An aging population can also mean slower economic growth because the labor pool is too small and many employers—particularly in certain parts of the country—cannot find enough workers to meet the demands for products and services.

For example, James Tierney, a former attorney general in Maine, told The New York Times that much of that state suffers from "acute shortages" of police officers, firefighters, teachers, snowplow drivers and others.

"These shortages are immense and growing and in some parts of the state, desperate," he said.

The recent Census Bureau report says that the "natural increase" in the population—meaning the excess of births over deaths—was 1.04 million last year. That is down from nearly 1.8 million only a decade ago.

"Many states have seen fewer births and more deaths in recent years," says Sandra Johnson, a demographer/statistician at the Census Bureau. "If those states are not gaining from either domestic or international migration they will experience either low population growth or outright decline."

In the year ending last July, nine states and Puerto Rico had population declines.

"As a whole, the U.S. population continues to grow due to both natural increase and international migration," the Census Bureau said. "Though international migration was slightly higher last year (978,826 compared to 953,233 the year before), natural increase was slightly lower last year (1,041,487 compared to 1,122,546 the year before)."

Frey notes that the nation's growth rate has "varied through wars, economic upheavals, baby booms, and baby busts." But the growth rate has been below 0.80 percent since the Great Recession, and the 0.62 percent rate for 2017-2018 reflects "a further dip" in the downward trend.

"The decline in births may have been accentuated by young adult millennials, who, still bearing the brunt of the Great Recession, may be postponing births," he says. "However, the long-term trajectory should yield fewer rather than more births as the population ages, with proportionately fewer women in childbearing ages.

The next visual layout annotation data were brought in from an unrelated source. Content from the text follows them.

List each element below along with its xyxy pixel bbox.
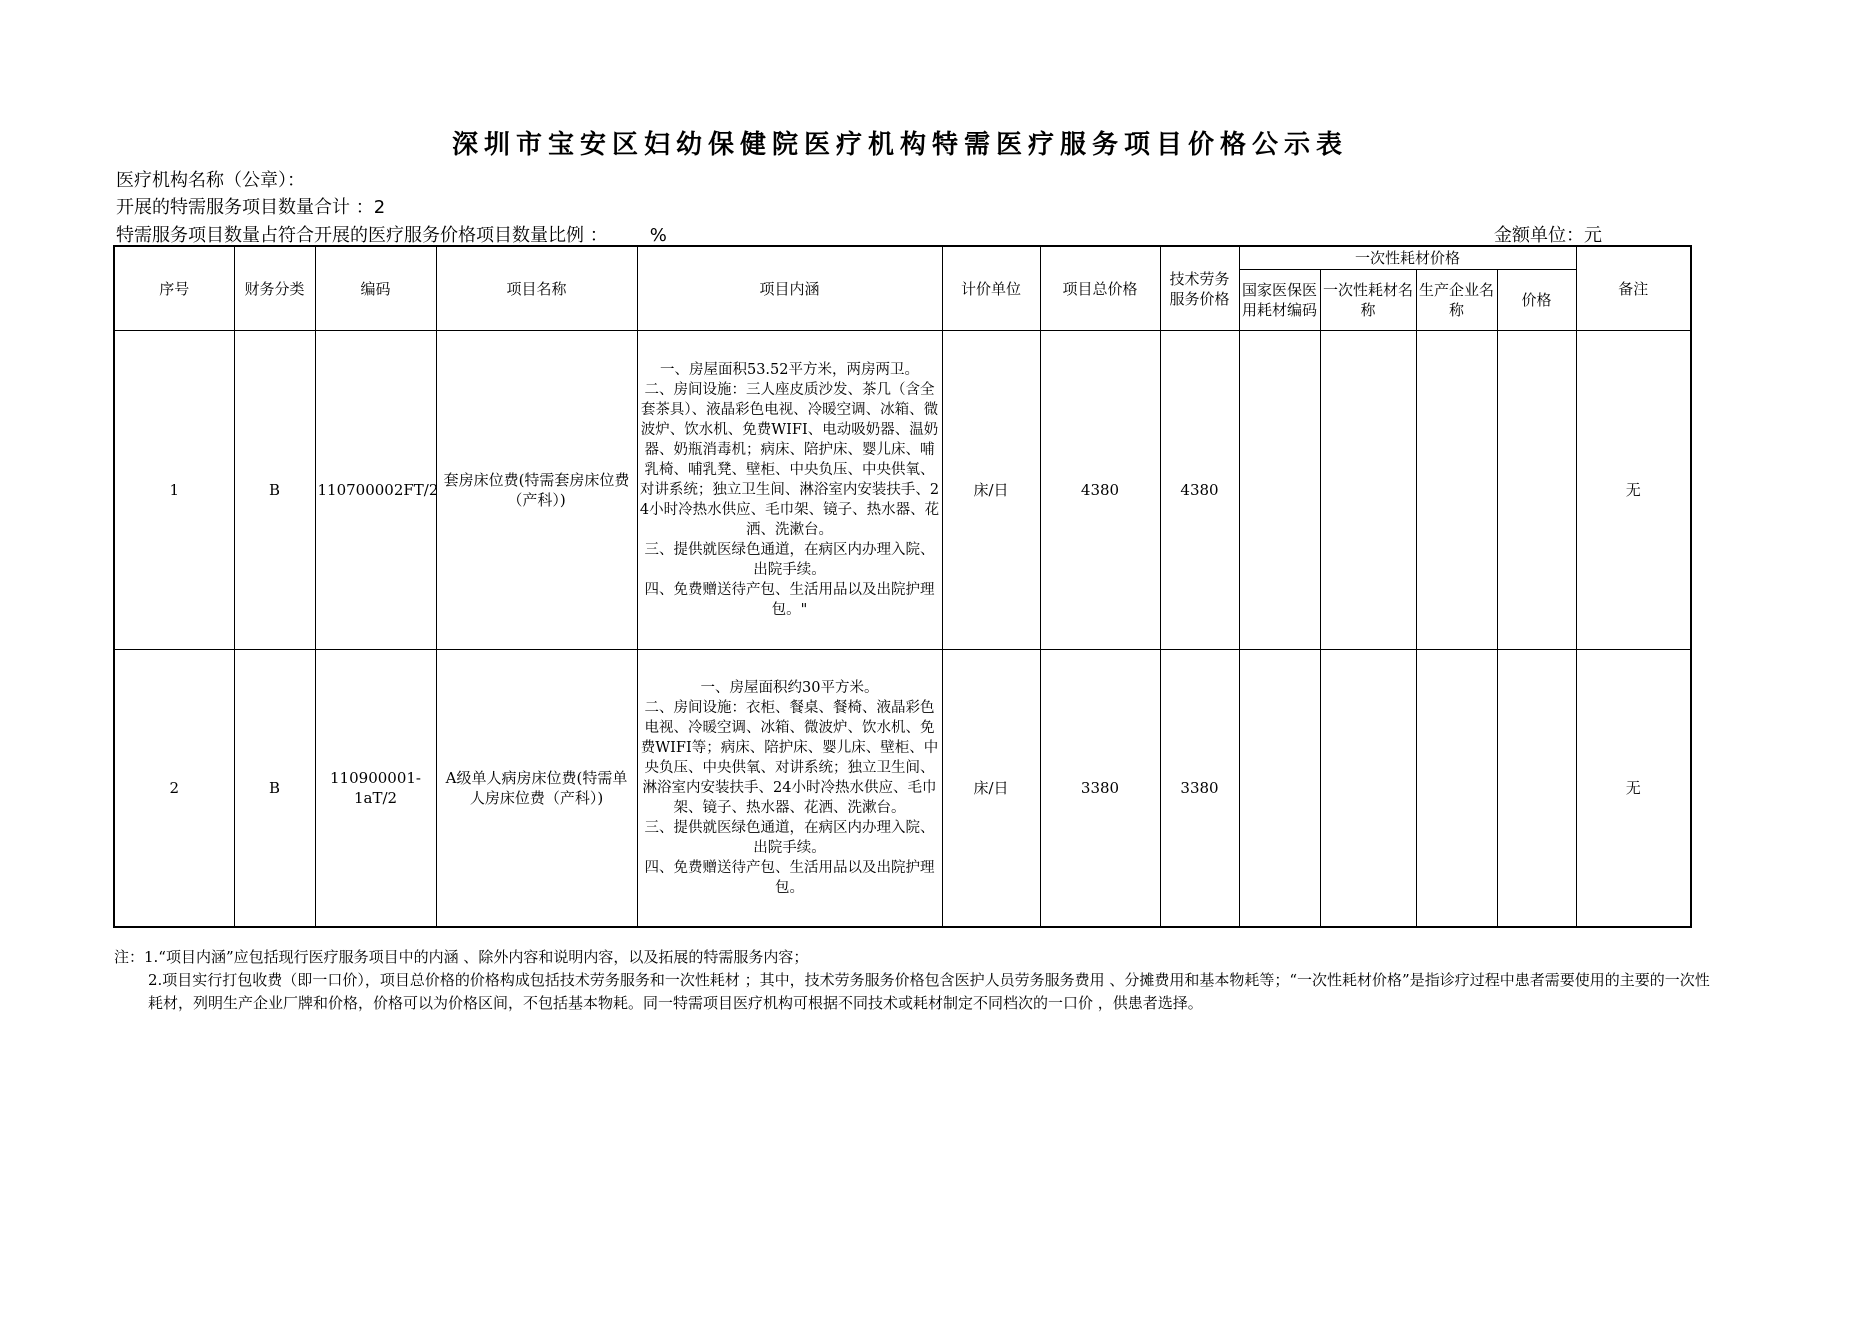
cell-total-price: 3380: [1040, 650, 1160, 928]
cell-price: [1497, 650, 1576, 928]
header-remark: 备注: [1576, 246, 1691, 331]
note-1: 注：1.“项目内涵”应包括现行医疗服务项目中的内涵 、除外内容和说明内容，以及拓展的特需服务内容；: [114, 948, 809, 966]
service-count-label: 开展的特需服务项目数量合计 ：2: [116, 197, 386, 218]
cell-consumable-name: [1320, 331, 1416, 650]
header-item-content: 项目内涵: [637, 246, 942, 331]
cell-manufacturer: [1416, 331, 1497, 650]
cell-consumable-name: [1320, 650, 1416, 928]
footnotes: [114, 946, 1714, 1015]
cell-tech-service-price: 3380: [1160, 650, 1239, 928]
header-seq: 序号: [114, 246, 234, 331]
cell-item-name: A级单人病房床位费(特需单人房床位费（产科）): [436, 650, 637, 928]
service-ratio-label: 特需服务项目数量占符合开展的医疗服务价格项目数量比例 ：: [116, 225, 608, 246]
price-table: [113, 245, 1692, 928]
cell-code: 110900001-1aT/2: [315, 650, 436, 928]
header-manufacturer: 生产企业名称: [1416, 270, 1497, 331]
cell-pricing-unit: 床/日: [942, 331, 1040, 650]
cell-finance-category: B: [234, 331, 315, 650]
cell-item-content: 一、房屋面积53.52平方米，两房两卫。 二、房间设施：三人座皮质沙发、茶几（含全套茶具）、液晶彩色电视、冷暖空调、冰箱、微波炉、饮水机、免费WIFI、电动吸奶器、温奶器、奶瓶消毒机；病床、陪护床、婴儿床、哺乳椅、哺乳凳、壁柜、中央负压、中央供氧、对讲系统；独立卫生间、淋浴室内安装扶手、24小时冷热水供应、毛巾架、镜子、热水器、花洒、洗漱台。 三、提供就医绿色通道，在病区内办理入院、出院手续。 四、免费赠送待产包、生活用品以及出院护理包。": [637, 331, 942, 650]
cell-item-content: 一、房屋面积约30平方米。 二、房间设施：衣柜、餐桌、餐椅、液晶彩色电视、冷暖空调、冰箱、微波炉、饮水机、免费WIFI等；病床、陪护床、婴儿床、壁柜、中央负压、中央供氧、对讲系统；独立卫生间、淋浴室内安装扶手、24小时冷热水供应、毛巾架、镜子、热水器、花洒、洗漱台。 三、提供就医绿色通道，在病区内办理入院、出院手续。 四、免费赠送待产包、生活用品以及出院护理包。: [637, 650, 942, 928]
cell-price: [1497, 331, 1576, 650]
cell-remark: 无: [1576, 650, 1691, 928]
note-2: 2.项目实行打包收费（即一口价），项目总价格的价格构成包括技术劳务服务和一次性耗材 ；其中，技术劳务服务价格包含医护人员劳务服务费用 、分摊费用和基本物耗等；“一次性耗材价格”是指诊疗过程中患者需要使用的主要的一次性耗材，列明生产企业厂牌和价格，价格可以为价格区间，不包括基本物耗。同一特需项目医疗机构可根据不同技术或耗材制定不同档次的一口价 ，供患者选择。: [148, 971, 1710, 1012]
header-pricing-unit: 计价单位: [942, 246, 1040, 331]
amount-unit-label: 金额单位：元: [1494, 225, 1602, 246]
header-tech-service-price: 技术劳务服务价格: [1160, 246, 1239, 331]
cell-code: 110700002FT/2: [315, 331, 436, 650]
header-national-code: 国家医保医用耗材编码: [1239, 270, 1320, 331]
table-row: [114, 331, 1691, 650]
institution-name-label: 医疗机构名称（公章）：: [116, 170, 305, 191]
header-consumables-group: 一次性耗材价格: [1239, 246, 1576, 270]
cell-seq: 2: [114, 650, 234, 928]
ratio-unit: %: [649, 225, 667, 246]
cell-national-code: [1239, 331, 1320, 650]
header-item-name: 项目名称: [436, 246, 637, 331]
cell-item-name: 套房床位费(特需套房床位费（产科）): [436, 331, 637, 650]
cell-pricing-unit: 床/日: [942, 650, 1040, 928]
cell-national-code: [1239, 650, 1320, 928]
service-ratio-line: [116, 221, 667, 247]
cell-total-price: 4380: [1040, 331, 1160, 650]
page-title: 深圳市宝安区妇幼保健院医疗机构特需医疗服务项目价格公示表: [451, 130, 1348, 160]
header-code: 编码: [315, 246, 436, 331]
header-price: 价格: [1497, 270, 1576, 331]
cell-finance-category: B: [234, 650, 315, 928]
cell-remark: 无: [1576, 331, 1691, 650]
header-consumable-name: 一次性耗材名称: [1320, 270, 1416, 331]
table-row: [114, 650, 1691, 928]
header-total-price: 项目总价格: [1040, 246, 1160, 331]
header-finance-category: 财务分类: [234, 246, 315, 331]
cell-manufacturer: [1416, 650, 1497, 928]
cell-tech-service-price: 4380: [1160, 331, 1239, 650]
cell-seq: 1: [114, 331, 234, 650]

The rise in deaths is more directly related to the nation's aging population. . . . This leaves immigration as an ever-more-important contributor to national population growth."

Immigration, he adds, is projected to be the "primary contributor" to national population growth after 2030 as the natural increase in the American population continues to decline.

As Robert L. Bixby, executive director of The Concord Coalition, has written, "achieving growth anywhere near past levels will require new policies that increase the size of the labor force and improve productivity. Many studies have indicated that higher levels of immigration could help with both."

"While it is not a magic bullet," Bixby added, "it would be a source of strength for the economy."

That potential source of strength is something that—as the U.S. population ages and its growth rate dwindles—elected officials in both parties and the American public should keep in mind.